L’américanité des poètes français: le cas des Montévidéens

Études littéraires, vol. 47, 2 / 2018
sous la direction de Nelson Charest

Petite capitale de l’Uruguay qui a accueilli de nombreux migrants français au XIXe siècle, Montevideo a vu naître, en quelques dizaines d’années, Isidore Ducasse (1846-1870), alias le comte de Lautréamont, Jules Laforgue (1860-1887) et Jules Supervielle (1884-1960). Dans l’ensemble, ces trois poètes ont peu connu leur ville d’origine, émigrant en France dès leur jeune âge. À part Supervielle, ils ne retourneront pas en Amérique à l’âge adulte et ne conserveront pas de lien avec l’Uruguay, Ducasse et Laforgue étant d’ailleurs morts très jeunes (à vingt-quatre et vingt-sept ans). Si Montevideo a donc laissé peu de traces dans leurs œuvres, elle fournit néanmoins un aiguillon fertile à la recherche.

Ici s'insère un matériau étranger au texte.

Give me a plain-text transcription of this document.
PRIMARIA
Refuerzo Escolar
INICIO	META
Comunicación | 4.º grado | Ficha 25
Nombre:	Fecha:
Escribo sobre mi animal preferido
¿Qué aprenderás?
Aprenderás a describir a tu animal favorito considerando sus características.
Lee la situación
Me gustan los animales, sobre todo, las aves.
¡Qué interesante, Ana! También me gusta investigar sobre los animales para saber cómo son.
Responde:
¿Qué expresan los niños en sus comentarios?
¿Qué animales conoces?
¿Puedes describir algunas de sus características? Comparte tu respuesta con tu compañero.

En posant d’un côté une américanité large, de l’autre une identité souple, et en disposant de Montevideo comme d’un horizon, d’un point de fuite révélé par la lecture, les articles composant ce dossier dévoilent une géopoétique aussi vaste qu’ambitieuse. Analysant une belle sélection de textes de Lautréamont, Laforgue et Supervielle, ils s’interrogent notamment sur le rapport de ces trois poètes français – qui apprennent d’abord l’espagnol – à la langue et à la figure paternelle, et sur les principes de liberté, de départ, de décentrement, de perte et de contestation qui les animent. La poésie que le lecteur est ici amené à découvrir est ni romantique, ni symboliste, ni classique et ni même surréaliste, mais plus volontiers à tonalité épique, ludique et merveilleuse, sans attache, sans remords et sans contrainte.

À travers les aphorismes de Lautréamont, la prose ironique de Laforgue ou la poésie en apparence traditionnelle de Supervielle, ce nouveau numéro d’Études littéraires nous fait non seulement découvrir des modèles poétiques souples et universels, mais lire, aussi bien, trois grands poètes de la modernité.